Thanks for tackling this, Andre!
I don't think 'importance' should necessarily map to a timeframe for resolution - at least not one that is set in stone. Different teams/products use bugzilla to varying degrees and in different ways, and a reasonable time frame resolving a 'high' priority bug may be different depending on the specific component. Additionally, a bug's 'importance' in bugzilla may not directly map to other priorities they have (managed elsewhere), and it's up to each team/maintainer/etc to figure out how to prioritize bugzilla bugs relativel to everything else on their plates.
That said, I think it makes a LOT of sense to have a shared understanding of what things like 'importrance' in bugzilla actually means. It might be more useful to come up with a rubric of meanings for the different priorities instead of time constraints (or at least instead of thinking of bugs in terms of 'this should be resolved within the week') - eg:
* Highest = a mission-critical component is broken in such a way as to make the component completely unable to fulfill its purpose (eg credit card processing is broken in DonationInterface), or is a serious security or privacy vulnerability, or otherwise immediately threatens the health of the cluster * High = a mission-critical component is broken in such a way that does not prevent the component from totally fulfilling its purpose but greatly impedes its functioning/utility, or an issue that might not immediately threaten the health of the cluster but has potential to cause major problems if left unattended to (eg a performance issue that isn't causing problems now but will start causing problems a month from now) * Normal = an issue that does not affect a mission-critical component in such a way to to prevent it from fulfilling its purpose, but has a significant negative impact on users that may be addressable with a workaround * Low = an issue that does not affect a mission-critical component in such a way as to prevent it from fulfilling its purpose, is has low impact on users, and may be addressable with a simple workaround * Lowest = an issue that does not affect a mission-critical component in such a way as to prevent it from fulfilling it purpose, has minimal impact on users, addressable with trivial workaround or can otherwise be easily ignored
I'm not suggesting we necessarily go with these definitions, but rather offering these as an example of potential meanings for the different priorities. To me this is a much more useful approach than trying to define importance using timeframes, as timeframes are going to be (and should be) totally dependent on the responsible teams/maintainers/etc to figure out.
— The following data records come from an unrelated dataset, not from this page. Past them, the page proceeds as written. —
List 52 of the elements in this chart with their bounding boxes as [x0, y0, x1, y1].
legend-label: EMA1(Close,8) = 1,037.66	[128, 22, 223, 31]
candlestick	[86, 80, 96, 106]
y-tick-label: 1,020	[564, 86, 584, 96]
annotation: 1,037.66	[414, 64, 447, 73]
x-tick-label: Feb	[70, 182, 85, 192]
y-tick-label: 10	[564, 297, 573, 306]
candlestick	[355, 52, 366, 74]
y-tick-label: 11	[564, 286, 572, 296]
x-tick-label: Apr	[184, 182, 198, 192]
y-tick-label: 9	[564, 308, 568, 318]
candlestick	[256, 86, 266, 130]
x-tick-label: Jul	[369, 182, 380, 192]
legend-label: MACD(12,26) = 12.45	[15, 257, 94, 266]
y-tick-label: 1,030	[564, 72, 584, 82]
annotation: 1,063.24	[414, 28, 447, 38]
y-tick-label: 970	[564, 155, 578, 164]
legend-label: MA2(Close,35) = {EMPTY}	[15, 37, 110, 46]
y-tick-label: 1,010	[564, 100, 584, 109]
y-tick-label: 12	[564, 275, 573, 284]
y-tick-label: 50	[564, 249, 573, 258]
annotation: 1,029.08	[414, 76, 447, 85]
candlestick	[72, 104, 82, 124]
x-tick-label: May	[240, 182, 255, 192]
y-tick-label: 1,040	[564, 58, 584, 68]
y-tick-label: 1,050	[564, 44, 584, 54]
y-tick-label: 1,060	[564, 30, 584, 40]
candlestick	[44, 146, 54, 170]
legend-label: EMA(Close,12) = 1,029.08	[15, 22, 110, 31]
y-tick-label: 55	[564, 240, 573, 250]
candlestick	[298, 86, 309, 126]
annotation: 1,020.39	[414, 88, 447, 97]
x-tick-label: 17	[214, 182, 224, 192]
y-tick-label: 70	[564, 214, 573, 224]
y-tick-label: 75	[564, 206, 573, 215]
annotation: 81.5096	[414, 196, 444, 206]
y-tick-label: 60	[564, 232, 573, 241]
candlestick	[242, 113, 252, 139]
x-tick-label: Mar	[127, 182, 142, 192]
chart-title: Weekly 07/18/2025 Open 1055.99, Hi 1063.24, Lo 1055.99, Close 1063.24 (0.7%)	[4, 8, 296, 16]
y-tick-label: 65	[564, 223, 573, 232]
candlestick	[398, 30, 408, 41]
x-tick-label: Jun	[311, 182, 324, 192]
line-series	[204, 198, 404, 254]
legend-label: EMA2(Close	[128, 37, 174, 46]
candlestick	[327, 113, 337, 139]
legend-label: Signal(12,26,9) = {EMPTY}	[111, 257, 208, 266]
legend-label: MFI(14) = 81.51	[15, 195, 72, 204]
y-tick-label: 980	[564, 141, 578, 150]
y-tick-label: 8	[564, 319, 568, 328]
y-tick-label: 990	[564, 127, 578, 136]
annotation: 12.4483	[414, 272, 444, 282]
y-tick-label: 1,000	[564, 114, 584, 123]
Thanks again for working to get bugzilla on track - I look forward to the bright future of our bug tracking system :)
On Mon, Nov 26, 2012 at 1:29 PM, James Forrester jforrester@wikimedia.orgwrote:
On 26 November 2012 10:51, Andre Klapper aklapper@wikimedia.org wrote:
On Tue, 2012-11-20 at 02:33 +0100, Andre Klapper wrote:
== Proposal ==
Proposing the following definitions for Priority:
- highest: Needs to be fixed as soon as possible, a week at the most. A human assignee should be set in the "Assigned to" field.
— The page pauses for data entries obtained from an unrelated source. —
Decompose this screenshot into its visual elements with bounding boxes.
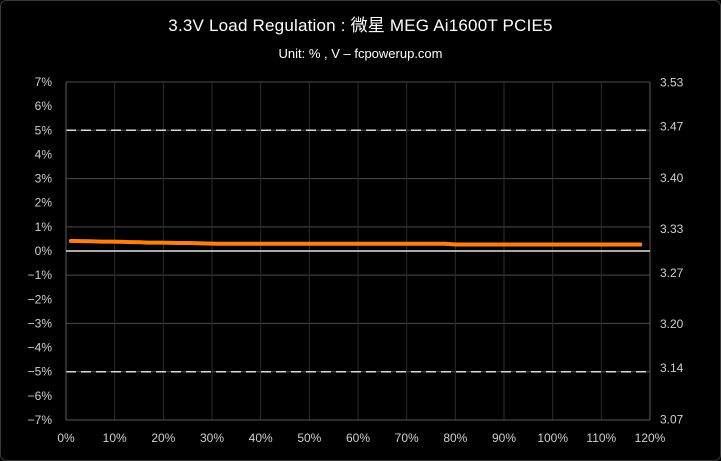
x-tick-label: 110% bbox=[586, 431, 616, 445]
y-right-tick-label: 3.20 bbox=[660, 317, 684, 331]
chart-title: 3.3V Load Regulation : 微星 MEG Ai1600T PC… bbox=[168, 16, 553, 35]
x-tick-label: 100% bbox=[537, 431, 568, 445]
y-left-tick-label: −5% bbox=[28, 365, 53, 379]
x-tick-label: 30% bbox=[200, 431, 224, 445]
y-left-tick-label: −4% bbox=[28, 341, 53, 355]
x-tick-label: 10% bbox=[103, 431, 127, 445]
y-right-tick-label: 3.33 bbox=[660, 222, 684, 236]
x-tick-label: 20% bbox=[151, 431, 175, 445]
y-right-tick-label: 3.14 bbox=[660, 361, 684, 375]
x-tick-label: 70% bbox=[395, 431, 419, 445]
y-left-tick-label: 5% bbox=[35, 123, 53, 137]
y-right-tick-label: 3.40 bbox=[660, 171, 684, 185]
x-tick-label: 80% bbox=[443, 431, 467, 445]
y-left-tick-label: −1% bbox=[28, 268, 53, 282]
y-right-tick-label: 3.07 bbox=[660, 412, 684, 426]
x-tick-label: 0% bbox=[57, 431, 75, 445]
y-left-tick-label: 1% bbox=[35, 220, 53, 234]
y-left-tick-label: −3% bbox=[28, 316, 53, 330]
y-left-tick-label: 0% bbox=[35, 244, 53, 258]
x-tick-label: 60% bbox=[346, 431, 370, 445]
y-left-tick-label: 3% bbox=[35, 172, 53, 186]
y-right-tick-label: 3.27 bbox=[660, 266, 684, 280]
y-left-tick-label: 2% bbox=[35, 196, 53, 210]
y-left-tick-label: 7% bbox=[35, 75, 53, 89]
y-left-tick-label: −6% bbox=[28, 389, 53, 403]
x-tick-label: 40% bbox=[249, 431, 273, 445]
y-right-tick-label: 3.53 bbox=[660, 76, 684, 90]
y-left-tick-label: 6% bbox=[35, 99, 53, 113]
chart-subtitle: Unit: % , V – fcpowerup.com bbox=[278, 46, 443, 61]
y-left-tick-label: −2% bbox=[28, 292, 53, 306]
y-left-tick-label: −7% bbox=[28, 413, 53, 427]
series-line bbox=[68, 238, 643, 247]
y-left-tick-label: 4% bbox=[35, 147, 53, 161]
x-tick-label: 120% bbox=[635, 431, 666, 445]
y-right-tick-label: 3.47 bbox=[660, 120, 684, 134]
x-tick-label: 50% bbox=[297, 431, 321, 445]
x-tick-label: 90% bbox=[492, 431, 516, 445]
- high: Should be fixed within the next four weeks.
Any other opinions, especially by project/product managers? Or does silence mean "I don't really care, go ahead"?
For VisualEditor, this is pretty much how I use it *when in conjunction with a release window* - i.e. "Highest" and "2012-11-26" meant that it was one of the top priority things for the milestone that went out on the deploy train this morning, so it would have been worked on and hopefully closed within that two-week period (of course, some things take longer).
However, I'd also expect "High"-tagged bugs to get fixed in that two week period; I suppose that the one week / four weeks split it about right, but I worry about "Highest"-tagged bugs for work that doesn't need to land for months. Just because it's not urgent doesn't mean it's not important. The problem is that our "priority" field refers mostly to the second and a little to the first, and our "Severity" refers mostly to the first, but partially to release management work ("Blocker" is not a statement of severity of the problem, but a prioritisation flag about whether we can release the code; "Enhancement" similarly is not about severity but about work priority).
J.
James D. Forrester Product Manager, VisualEditor Wikimedia Foundation, Inc.